The church’s minerals

Sir: In regard to Harry Mount’s entertaining whizz through the history of the Church of England’s land holdings (‘Holy lands’, 20 January) we would like to make the following clarification. Under the Land Registration Act 2002, in order to safeguard their interests, the Church Commissioners and every other mineral owner in the country was required to register their mineral rights with the Land Registry. This has enabled the Land Register to show who owns the surface and, where severed, who owns the minerals interest. We have long owned all the interests we registered. This recent legal obligation to register was about properly registering existing interests, not claiming new ones.

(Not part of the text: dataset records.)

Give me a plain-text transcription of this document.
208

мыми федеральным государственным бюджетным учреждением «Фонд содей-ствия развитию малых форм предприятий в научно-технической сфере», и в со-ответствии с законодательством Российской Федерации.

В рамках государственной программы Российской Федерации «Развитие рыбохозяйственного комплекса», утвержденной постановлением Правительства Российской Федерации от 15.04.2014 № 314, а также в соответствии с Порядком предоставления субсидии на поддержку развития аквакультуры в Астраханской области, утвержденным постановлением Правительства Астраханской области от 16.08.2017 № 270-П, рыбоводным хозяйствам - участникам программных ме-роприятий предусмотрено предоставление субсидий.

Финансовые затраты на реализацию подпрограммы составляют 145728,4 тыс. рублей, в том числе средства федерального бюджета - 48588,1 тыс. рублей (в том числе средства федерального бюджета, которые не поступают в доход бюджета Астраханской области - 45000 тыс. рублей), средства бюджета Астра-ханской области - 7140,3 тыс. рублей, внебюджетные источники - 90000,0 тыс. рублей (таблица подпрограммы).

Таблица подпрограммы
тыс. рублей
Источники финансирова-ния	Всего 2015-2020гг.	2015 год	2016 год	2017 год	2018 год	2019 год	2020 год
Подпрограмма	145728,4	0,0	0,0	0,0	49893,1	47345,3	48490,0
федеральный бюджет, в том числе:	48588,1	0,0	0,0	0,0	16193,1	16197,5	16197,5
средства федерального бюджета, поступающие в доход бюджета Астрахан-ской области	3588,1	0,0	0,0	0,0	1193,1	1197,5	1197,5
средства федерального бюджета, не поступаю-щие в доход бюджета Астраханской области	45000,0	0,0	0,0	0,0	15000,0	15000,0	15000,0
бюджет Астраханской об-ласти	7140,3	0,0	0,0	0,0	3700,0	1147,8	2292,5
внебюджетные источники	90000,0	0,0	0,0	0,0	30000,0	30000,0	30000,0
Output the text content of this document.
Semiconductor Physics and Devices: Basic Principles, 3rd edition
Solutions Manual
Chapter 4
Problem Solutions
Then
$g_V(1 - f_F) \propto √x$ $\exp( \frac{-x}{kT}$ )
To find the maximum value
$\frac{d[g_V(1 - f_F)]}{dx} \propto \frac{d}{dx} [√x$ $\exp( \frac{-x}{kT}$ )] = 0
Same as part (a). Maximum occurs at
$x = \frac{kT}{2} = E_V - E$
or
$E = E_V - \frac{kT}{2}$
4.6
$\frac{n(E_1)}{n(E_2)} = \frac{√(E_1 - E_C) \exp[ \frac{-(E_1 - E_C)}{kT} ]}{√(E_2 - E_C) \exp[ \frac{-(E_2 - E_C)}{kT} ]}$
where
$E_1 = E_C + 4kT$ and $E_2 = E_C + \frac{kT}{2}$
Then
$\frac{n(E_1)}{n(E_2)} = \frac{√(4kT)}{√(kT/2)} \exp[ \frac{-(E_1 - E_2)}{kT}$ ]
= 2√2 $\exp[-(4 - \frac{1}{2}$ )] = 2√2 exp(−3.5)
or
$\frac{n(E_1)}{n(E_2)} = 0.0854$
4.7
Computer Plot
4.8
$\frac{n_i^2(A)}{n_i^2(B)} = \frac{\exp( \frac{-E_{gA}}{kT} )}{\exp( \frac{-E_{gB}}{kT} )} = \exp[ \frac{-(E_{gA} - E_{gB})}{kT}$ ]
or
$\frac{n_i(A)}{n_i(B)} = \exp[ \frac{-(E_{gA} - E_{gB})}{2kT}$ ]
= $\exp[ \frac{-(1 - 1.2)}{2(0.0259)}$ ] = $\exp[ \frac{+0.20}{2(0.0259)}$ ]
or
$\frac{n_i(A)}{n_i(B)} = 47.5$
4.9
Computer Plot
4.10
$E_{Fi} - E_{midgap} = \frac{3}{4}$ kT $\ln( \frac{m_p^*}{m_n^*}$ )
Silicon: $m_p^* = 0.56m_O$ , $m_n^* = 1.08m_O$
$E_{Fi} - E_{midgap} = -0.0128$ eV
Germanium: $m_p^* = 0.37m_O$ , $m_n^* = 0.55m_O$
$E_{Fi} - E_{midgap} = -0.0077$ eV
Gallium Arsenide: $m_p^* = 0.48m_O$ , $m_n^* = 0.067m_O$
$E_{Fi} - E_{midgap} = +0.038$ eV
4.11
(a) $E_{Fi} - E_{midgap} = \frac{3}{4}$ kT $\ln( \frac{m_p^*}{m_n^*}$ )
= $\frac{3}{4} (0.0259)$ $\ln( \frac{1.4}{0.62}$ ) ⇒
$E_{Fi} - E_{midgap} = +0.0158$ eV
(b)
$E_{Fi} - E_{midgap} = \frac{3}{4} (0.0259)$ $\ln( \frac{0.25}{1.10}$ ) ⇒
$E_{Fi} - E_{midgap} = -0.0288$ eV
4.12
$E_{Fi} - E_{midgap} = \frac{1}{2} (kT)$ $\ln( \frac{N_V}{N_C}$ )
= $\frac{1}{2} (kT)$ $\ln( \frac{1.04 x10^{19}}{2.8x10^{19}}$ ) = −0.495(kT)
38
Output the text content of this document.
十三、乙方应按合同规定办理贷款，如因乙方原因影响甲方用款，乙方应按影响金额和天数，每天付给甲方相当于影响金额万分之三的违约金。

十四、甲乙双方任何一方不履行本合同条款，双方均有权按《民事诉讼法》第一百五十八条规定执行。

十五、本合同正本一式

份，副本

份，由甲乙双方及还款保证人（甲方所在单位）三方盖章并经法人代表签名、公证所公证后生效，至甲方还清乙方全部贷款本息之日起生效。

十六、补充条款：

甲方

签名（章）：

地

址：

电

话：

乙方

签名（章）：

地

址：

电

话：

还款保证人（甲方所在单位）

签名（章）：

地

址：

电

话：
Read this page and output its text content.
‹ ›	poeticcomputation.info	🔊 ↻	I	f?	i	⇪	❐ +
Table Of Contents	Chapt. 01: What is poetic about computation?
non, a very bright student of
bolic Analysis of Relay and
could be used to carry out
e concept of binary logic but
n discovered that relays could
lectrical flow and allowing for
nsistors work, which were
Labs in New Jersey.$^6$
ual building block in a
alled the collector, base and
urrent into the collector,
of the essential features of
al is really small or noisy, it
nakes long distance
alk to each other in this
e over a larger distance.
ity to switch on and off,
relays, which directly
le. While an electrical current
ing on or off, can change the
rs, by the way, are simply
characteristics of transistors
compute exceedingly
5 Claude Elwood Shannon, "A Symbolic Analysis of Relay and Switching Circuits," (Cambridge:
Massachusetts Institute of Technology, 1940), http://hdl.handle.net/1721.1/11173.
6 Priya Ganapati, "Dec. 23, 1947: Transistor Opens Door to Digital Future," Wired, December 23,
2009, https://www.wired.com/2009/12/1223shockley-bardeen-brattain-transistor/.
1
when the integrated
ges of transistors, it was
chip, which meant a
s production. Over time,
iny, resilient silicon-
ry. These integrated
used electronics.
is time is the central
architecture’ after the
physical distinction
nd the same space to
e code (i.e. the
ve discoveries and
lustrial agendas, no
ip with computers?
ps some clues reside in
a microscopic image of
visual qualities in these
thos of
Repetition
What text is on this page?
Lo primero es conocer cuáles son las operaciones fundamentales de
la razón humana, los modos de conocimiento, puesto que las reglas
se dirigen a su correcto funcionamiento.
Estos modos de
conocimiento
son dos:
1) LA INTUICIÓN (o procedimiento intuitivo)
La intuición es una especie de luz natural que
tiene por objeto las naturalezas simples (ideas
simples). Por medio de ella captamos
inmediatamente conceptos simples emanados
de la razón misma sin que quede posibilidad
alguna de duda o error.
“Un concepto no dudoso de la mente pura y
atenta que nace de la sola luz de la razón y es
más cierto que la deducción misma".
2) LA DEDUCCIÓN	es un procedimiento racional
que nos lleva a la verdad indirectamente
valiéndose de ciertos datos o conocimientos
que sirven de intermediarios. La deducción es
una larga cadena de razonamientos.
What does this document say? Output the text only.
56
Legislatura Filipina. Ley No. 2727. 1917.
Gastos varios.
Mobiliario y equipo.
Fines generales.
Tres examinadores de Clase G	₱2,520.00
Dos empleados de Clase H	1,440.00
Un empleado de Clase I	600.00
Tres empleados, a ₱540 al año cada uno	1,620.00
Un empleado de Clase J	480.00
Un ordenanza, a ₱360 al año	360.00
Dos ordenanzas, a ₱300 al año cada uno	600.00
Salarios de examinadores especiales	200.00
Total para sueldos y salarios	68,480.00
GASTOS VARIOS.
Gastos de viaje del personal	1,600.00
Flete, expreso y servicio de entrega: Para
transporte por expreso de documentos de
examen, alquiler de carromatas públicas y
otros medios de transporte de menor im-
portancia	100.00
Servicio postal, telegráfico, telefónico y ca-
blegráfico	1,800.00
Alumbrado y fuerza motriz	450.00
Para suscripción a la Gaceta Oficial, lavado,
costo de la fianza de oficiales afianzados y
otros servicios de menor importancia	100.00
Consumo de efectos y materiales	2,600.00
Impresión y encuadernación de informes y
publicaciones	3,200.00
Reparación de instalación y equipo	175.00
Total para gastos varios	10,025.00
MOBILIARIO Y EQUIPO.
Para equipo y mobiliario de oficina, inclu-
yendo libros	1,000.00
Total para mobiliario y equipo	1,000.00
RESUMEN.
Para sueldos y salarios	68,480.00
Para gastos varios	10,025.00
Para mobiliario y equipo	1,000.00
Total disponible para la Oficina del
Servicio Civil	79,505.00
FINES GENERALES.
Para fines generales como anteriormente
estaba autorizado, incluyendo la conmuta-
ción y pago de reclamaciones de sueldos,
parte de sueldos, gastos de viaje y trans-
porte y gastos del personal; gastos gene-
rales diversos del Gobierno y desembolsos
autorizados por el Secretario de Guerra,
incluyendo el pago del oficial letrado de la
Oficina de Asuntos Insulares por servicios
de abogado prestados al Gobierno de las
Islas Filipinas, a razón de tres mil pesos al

Our mineral rights registrations have no relation to fracking, as all oil and gas deposits in the UK are owned by the crown. There are no plans for us to use our land or mineral rights for that purpose.
Joseph Cannon
Chief surveyor, Church Commissioners for England, London SW1

Ferrari’s prancing horse

Sir: The real story of Ferrari’s use of the cavallino rampante is a little more romantic than Stephen Bayley’s suggestion that he had ‘slyly lifted’ it from a first world war fighter ace (‘Hot wheels’, 20 January). The ace in question was Francesco Baracca and the prancing horse from his family crest was painted on the side of his SPAD aircraft. He was shot down and killed in June 1918. In 1923, after Enzo Ferrari had won a race at the Savio track in Ravenna, Countess Paolina Baracca, Francesco’s mother, asked if he would put her late son’s cavallino rampante on the side of his cars, as she hoped it might bring him good luck. It seems to have worked.